But as I was walking, it occurred to me that that's not the most efficient possible way to break things into three pieces, statistically speaking. And that's because the reference group is in two comparisions, and the middle and higher exposure groups are only in one comparison. So, if one could have a slightly larger reference group, then you would get more statistical power, even if there were fewer people in the other two groups.
Off the cuff, I guessed that if you chose 40% to be the reference group, and 30% each for the middle and higher exposure groups, that would probably be a bit more efficient.
So, when I got home, I tried out some ideas. The main thing I was looking for was to get the confidence limits around the two comparisons as small as possible. In order to test that out in a particular (purely theoretical) example, I assumed that I was trying to estimate the difference between proportions, so the standard errors would be simple to calculate, and then I made another assumption, that the "event rate" was identical in all three groups (that is, there is no dose-response whatsoever). That's not really the assumption I want to make, but it's a simple starting point to work from.
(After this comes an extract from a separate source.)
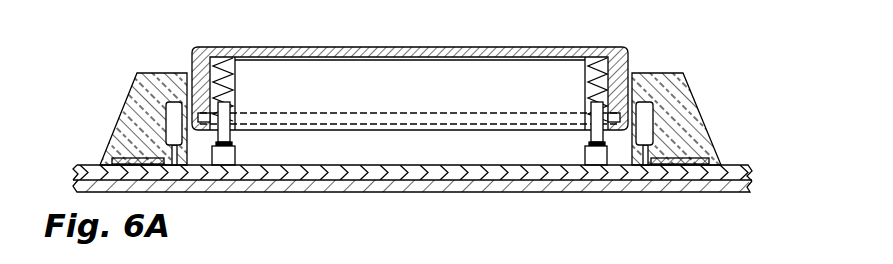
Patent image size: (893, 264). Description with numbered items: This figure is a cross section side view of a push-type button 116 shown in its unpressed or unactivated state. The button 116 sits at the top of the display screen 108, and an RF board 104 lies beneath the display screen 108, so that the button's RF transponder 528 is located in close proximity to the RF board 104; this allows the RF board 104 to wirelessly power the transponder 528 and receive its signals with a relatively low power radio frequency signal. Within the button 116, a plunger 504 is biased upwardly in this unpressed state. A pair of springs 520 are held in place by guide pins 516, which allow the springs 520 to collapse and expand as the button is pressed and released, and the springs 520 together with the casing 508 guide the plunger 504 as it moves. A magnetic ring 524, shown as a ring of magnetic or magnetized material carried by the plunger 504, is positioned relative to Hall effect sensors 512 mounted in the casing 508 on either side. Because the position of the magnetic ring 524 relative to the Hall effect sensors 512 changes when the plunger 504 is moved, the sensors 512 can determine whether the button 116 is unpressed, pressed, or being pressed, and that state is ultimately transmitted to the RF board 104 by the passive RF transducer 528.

Then, I calculated the standard errors using a third-a third-a third cut-points, and then again using 40% for the reference group, and 30% for the other two, and voila, the 40%:30%:30% splits did have smaller standard errors (red line below) than the 33%:33%:33% ones did (blue line below). It doesn't look much different, but when you're trying to squeeze the maximum statistical power out of the data you've got, this would be a cheap & simple way to do something.
For a four-group categorization, the optimal size for the reference group is 36.60254%, with 21.2324867% in the three comparison groups.
For a five group categorization, the optimal reference group size is exactly 1/3, with 1/6 in each of the other four groups, and for an eight category breakdown (I can't say I recommend splitting so finely), the optimal reference group would be 27.429189%, with 10.36725871% in each of the other 7 groups.
I probably won't pursue this any further because I see stats as the means to the end, and not super interesting in themselves.
If there is a dose-response, these calculations get a bit more complex, and depend on how much of a dose response, the distribution of the exposure, and so on. My guess is that in that case, the optimal size for the reference category would be a bit larger, and there might even be a bit of efficiency gain by making the middle exposure group a tiny bit larger than the higher exposure group.
But enough with the navel-gazing. Time to get back to my paper on how segregation affects how likely one is to experience racially discriminatory events...